The factor 0.9 is the maximum duty cycle (90%) in my design, corresponding to V_in = 3.1.

By V_sense I mean the "Current Sense Threshold Voltage" specified on the page 3 of the LM3478 datasheet. I understand that it is related to the I_sen in some way...

The question is: which current limit? Such that multiplied by R_sn it gets to V_sc "Short-Circuit Current Limit Sense Voltage"? Or to something lower and still controllable?

AFAIU that related to the compensation ramp to avoid sub-harmonic pumping. Are you going into continuous mode with this?

AFAIR it is for loop compensation.

That has always bothered me with this device. I do not allow inductors to get too close to saturation and also don't want to oversize the core for cost reasons. It is better to measure the actual output current and throttle back via the FB input. That is what I did. Detecting a short via the current sense pin is IMHO quite scary so I didn't do it.
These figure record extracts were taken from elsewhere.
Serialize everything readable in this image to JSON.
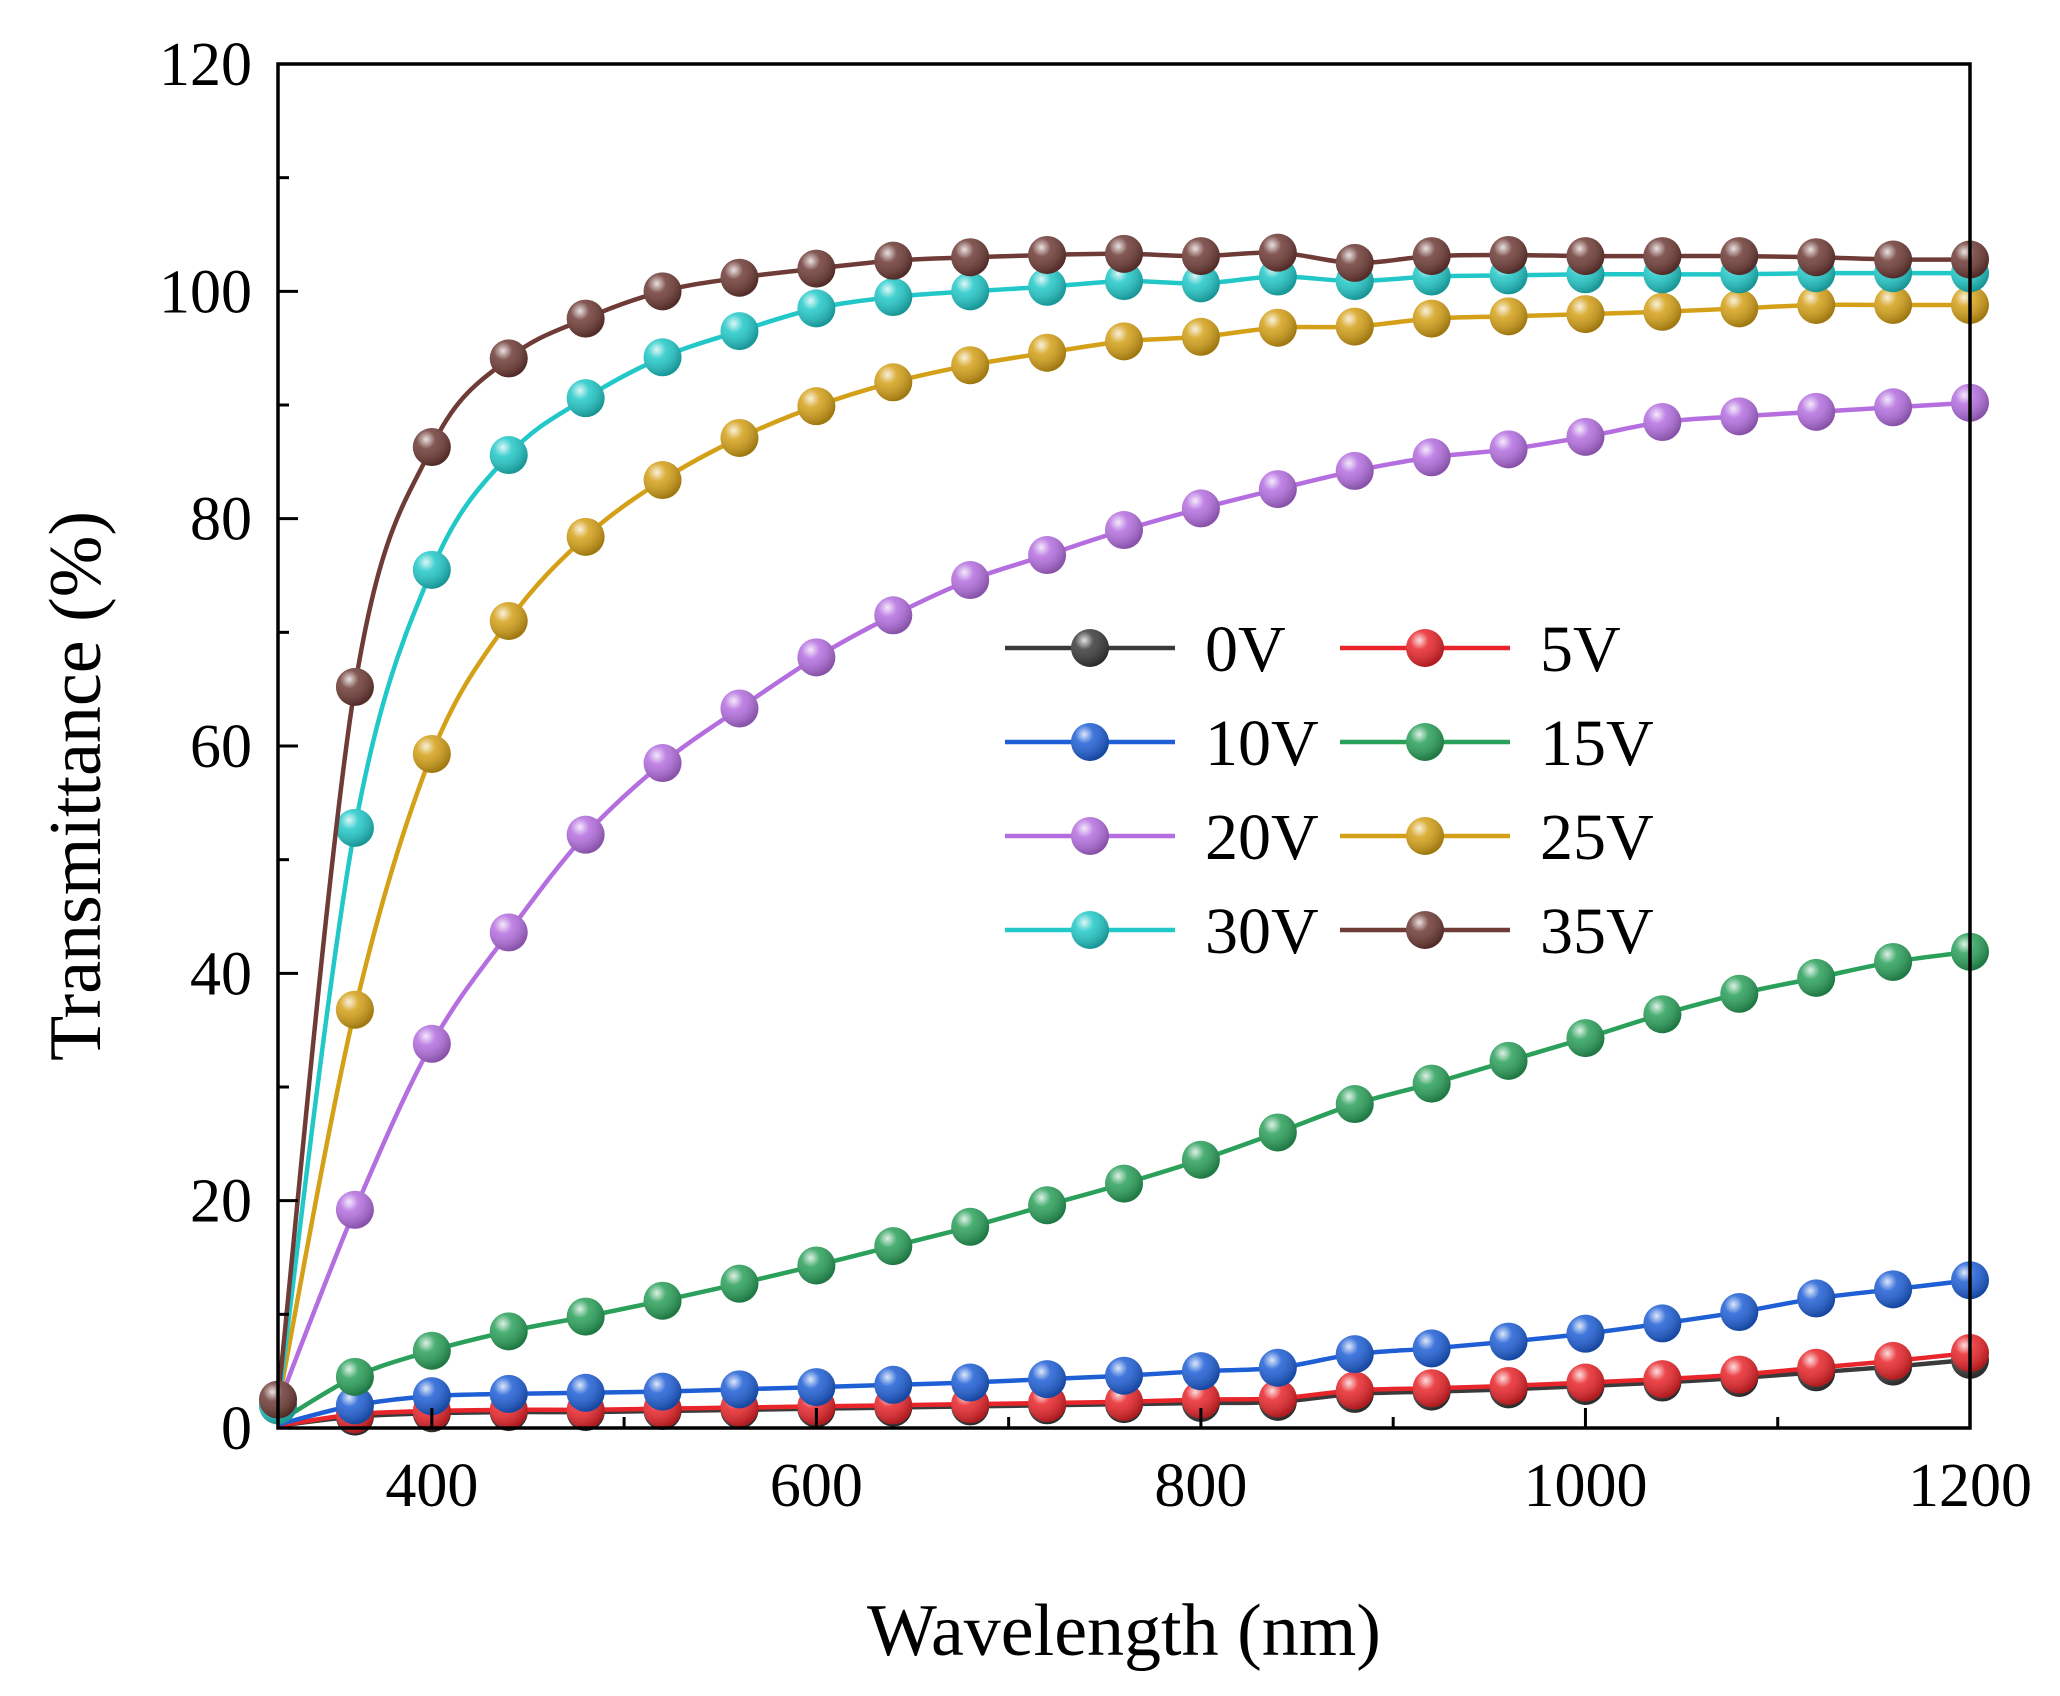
{
  "chart_data": {
    "type": "line",
    "title": "",
    "xlabel": "Wavelength (nm)",
    "ylabel": "Transmittance (%)",
    "xlim": [
      320,
      1200
    ],
    "ylim": [
      0,
      120
    ],
    "xticks": [
      400,
      600,
      800,
      1000,
      1200
    ],
    "yticks": [
      0,
      20,
      40,
      60,
      80,
      100,
      120
    ],
    "legend_position": "center-right",
    "x": [
      320,
      360,
      400,
      440,
      480,
      520,
      560,
      600,
      640,
      680,
      720,
      760,
      800,
      840,
      880,
      920,
      960,
      1000,
      1040,
      1080,
      1120,
      1160,
      1200
    ],
    "series": [
      {
        "name": "0V",
        "color": "#3a3a3a",
        "values": [
          0.2,
          1.0,
          1.3,
          1.4,
          1.4,
          1.5,
          1.6,
          1.7,
          1.8,
          1.9,
          2.0,
          2.1,
          2.2,
          2.3,
          3.0,
          3.2,
          3.4,
          3.7,
          4.0,
          4.4,
          4.9,
          5.4,
          6.0
        ]
      },
      {
        "name": "5V",
        "color": "#e8252a",
        "values": [
          0.2,
          1.2,
          1.5,
          1.6,
          1.6,
          1.7,
          1.8,
          1.9,
          2.0,
          2.1,
          2.2,
          2.3,
          2.5,
          2.6,
          3.3,
          3.5,
          3.7,
          4.0,
          4.3,
          4.7,
          5.3,
          5.9,
          6.6
        ]
      },
      {
        "name": "10V",
        "color": "#1f5fd6",
        "values": [
          0.3,
          2.0,
          2.8,
          3.0,
          3.1,
          3.2,
          3.4,
          3.6,
          3.8,
          4.0,
          4.3,
          4.6,
          5.0,
          5.3,
          6.5,
          7.0,
          7.6,
          8.3,
          9.2,
          10.2,
          11.4,
          12.2,
          13.0
        ]
      },
      {
        "name": "15V",
        "color": "#2aa05a",
        "values": [
          0.5,
          4.5,
          6.8,
          8.5,
          9.8,
          11.2,
          12.7,
          14.3,
          16.0,
          17.7,
          19.6,
          21.5,
          23.6,
          26.0,
          28.5,
          30.3,
          32.3,
          34.3,
          36.4,
          38.2,
          39.6,
          41.0,
          41.9
        ]
      },
      {
        "name": "20V",
        "color": "#b46ee0",
        "values": [
          2.0,
          19.2,
          33.8,
          43.6,
          52.2,
          58.5,
          63.3,
          67.8,
          71.5,
          74.6,
          76.8,
          79.0,
          80.9,
          82.6,
          84.2,
          85.4,
          86.1,
          87.2,
          88.5,
          89.0,
          89.4,
          89.8,
          90.2
        ]
      },
      {
        "name": "25V",
        "color": "#d4a017",
        "values": [
          2.0,
          36.8,
          59.3,
          71.0,
          78.4,
          83.4,
          87.1,
          89.9,
          92.0,
          93.5,
          94.6,
          95.6,
          96.0,
          96.8,
          96.9,
          97.6,
          97.8,
          98.0,
          98.2,
          98.5,
          98.8,
          98.8,
          98.8
        ]
      },
      {
        "name": "30V",
        "color": "#22c8c8",
        "values": [
          2.0,
          52.8,
          75.5,
          85.6,
          90.6,
          94.2,
          96.5,
          98.5,
          99.5,
          100.0,
          100.4,
          100.9,
          100.7,
          101.3,
          100.9,
          101.3,
          101.4,
          101.5,
          101.5,
          101.5,
          101.6,
          101.6,
          101.6
        ]
      },
      {
        "name": "35V",
        "color": "#6e3b36",
        "values": [
          2.5,
          65.2,
          86.3,
          94.1,
          97.6,
          100.0,
          101.2,
          102.0,
          102.7,
          103.0,
          103.2,
          103.3,
          103.1,
          103.4,
          102.5,
          103.1,
          103.2,
          103.1,
          103.1,
          103.1,
          103.0,
          102.8,
          102.8
        ]
      }
    ]
  }
}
Yes, the fixture is supposed to be in continuous mode, except for (very) light loads (the load can vary from 0.01 to 0.35A).

-- Regards,

Andy

Ok, that's a whole 'nother ballgame. I stayed clear of any CCM. You'll have to contend with RHP zero loop compensation and all that nasty stuff. If that goes wrong National had (probably still has) a forum on their site. Their app engineers respond quite quickly there. Or you could contact Fred Embuscado at National, he knows this stuff very well.

Ok. Thank you!